Original topic: Trino查询Tidb出现以下错误

| username: TIDB救我狗命

[TiDB Usage Environment] Production Environment / Testing / PoC
Production Environment
[TiDB Version]
6.0.1
[Reproduction Path] What operations were performed when the issue occurred
Trino querying TiDB
[Encountered Issue: Issue Phenomenon and Impact]

| username: ffeenn | Original post link

display Check the cluster status.

| username: TIDB救我狗命 | Original post link

A new error has appeared again.

| username: TIDB救我狗命 | Original post link

Currently, I can’t see the cluster status. I might need to wait for the operations team to check it. A few days ago, we upgraded the TiDB cluster, and now the situation is that some tables can be queried, while others are experiencing the aforementioned issue.

| username: TIDB救我狗命 | Original post link

Suddenly, everything can be queried again… so strange.

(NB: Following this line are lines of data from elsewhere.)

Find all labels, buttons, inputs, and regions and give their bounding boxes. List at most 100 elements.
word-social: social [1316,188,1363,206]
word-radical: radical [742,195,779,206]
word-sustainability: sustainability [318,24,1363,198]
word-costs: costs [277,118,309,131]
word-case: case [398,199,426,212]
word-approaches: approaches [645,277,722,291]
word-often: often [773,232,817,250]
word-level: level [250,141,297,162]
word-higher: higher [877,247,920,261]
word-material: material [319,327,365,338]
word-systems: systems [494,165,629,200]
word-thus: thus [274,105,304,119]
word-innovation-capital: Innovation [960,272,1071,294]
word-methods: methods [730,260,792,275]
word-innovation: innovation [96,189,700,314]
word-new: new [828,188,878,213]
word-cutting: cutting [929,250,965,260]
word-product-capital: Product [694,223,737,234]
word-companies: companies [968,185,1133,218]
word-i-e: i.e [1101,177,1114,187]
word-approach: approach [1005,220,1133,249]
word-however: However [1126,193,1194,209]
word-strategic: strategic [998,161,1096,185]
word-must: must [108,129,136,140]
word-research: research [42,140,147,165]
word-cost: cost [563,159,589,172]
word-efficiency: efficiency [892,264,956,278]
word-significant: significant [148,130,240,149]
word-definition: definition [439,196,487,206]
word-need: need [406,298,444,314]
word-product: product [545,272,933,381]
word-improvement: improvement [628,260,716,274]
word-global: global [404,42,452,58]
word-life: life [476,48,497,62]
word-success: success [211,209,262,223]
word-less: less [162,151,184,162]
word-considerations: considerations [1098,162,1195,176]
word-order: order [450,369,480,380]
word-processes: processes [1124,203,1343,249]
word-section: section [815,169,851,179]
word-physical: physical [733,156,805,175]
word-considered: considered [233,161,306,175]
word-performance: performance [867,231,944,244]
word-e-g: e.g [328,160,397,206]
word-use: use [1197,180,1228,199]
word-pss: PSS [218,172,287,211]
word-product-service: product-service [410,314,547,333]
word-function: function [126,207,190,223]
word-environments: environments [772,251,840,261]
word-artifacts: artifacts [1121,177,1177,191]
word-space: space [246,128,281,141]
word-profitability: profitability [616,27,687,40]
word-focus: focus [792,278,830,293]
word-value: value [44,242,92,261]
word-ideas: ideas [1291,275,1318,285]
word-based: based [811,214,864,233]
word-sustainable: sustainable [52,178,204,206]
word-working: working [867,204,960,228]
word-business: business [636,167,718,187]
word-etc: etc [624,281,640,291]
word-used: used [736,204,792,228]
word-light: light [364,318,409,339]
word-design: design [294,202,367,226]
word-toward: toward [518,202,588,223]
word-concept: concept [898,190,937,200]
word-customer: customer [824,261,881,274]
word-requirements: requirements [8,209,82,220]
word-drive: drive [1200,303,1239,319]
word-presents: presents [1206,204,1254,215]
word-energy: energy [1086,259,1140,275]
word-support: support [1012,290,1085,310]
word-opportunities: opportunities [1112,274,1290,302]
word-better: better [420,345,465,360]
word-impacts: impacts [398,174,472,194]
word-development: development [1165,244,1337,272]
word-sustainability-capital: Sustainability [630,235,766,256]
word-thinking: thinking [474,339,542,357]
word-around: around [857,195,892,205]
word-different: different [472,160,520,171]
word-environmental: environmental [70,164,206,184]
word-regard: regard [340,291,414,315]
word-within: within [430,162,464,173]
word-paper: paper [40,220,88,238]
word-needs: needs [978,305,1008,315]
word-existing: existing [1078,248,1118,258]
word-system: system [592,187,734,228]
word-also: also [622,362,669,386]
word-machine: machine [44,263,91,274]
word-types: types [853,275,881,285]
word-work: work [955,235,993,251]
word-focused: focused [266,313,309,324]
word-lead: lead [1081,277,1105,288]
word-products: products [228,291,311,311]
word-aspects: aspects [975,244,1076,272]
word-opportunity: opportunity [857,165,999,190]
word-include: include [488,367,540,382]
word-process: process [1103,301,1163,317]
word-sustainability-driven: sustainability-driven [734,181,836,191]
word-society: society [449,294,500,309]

| username: TIDB救我狗命 | Original post link

TiDB is using version 6.0.1

| username: ffeenn | Original post link

Suspect that TiKV has crashed and there is data corruption. Need to check the specific cluster status.

| username: TIDB救我狗命 | Original post link

Yesterday, the issue was queried at 00:16, and then TiKV restarted once at 00:31. This morning, I encountered a query failure at 09:12, but between 09:12 and 09:27, some queries succeeded while others failed. Then, TiKV restarted once at 09:27. The timing doesn’t seem to match up.

| username: ffeenn | Original post link

Take a detailed look at the logs of TiDB and TiKV to determine the cause of the failure. When recovering, back up the data and try to scale down this KV node and then scale up a new one.

| username: TIDB救我狗命 | Original post link

I asked the operations team, and the restart was due to an OOM (Out of Memory) event.

| username: TIDB救我狗命 | Original post link

The operations team said it seems like the page size is insufficient.

| username: TIDB救我狗命 | Original post link

I found more detailed logs.

| username: WalterWj | Original post link

You have quite a few regions. Finally, adjust the heartbeat and enable region merge and cross-table region merge.

If you find that the merge is not happening, you need to increase the scheduling-related and merge-related parameters.

| username: TIDB救我狗命 | Original post link

Oh, okay, but it seems that the issue I’m encountering is that the leader cannot be found… So strange.

| username: TIDB救我狗命 | Original post link

The image you provided is not visible. Please provide the text you need translated.

| username: WalterWj | Original post link

It might be due to scheduling issues. Follow my suggestion to reduce the pressure on TiKV first; excessive heartbeats are a problem.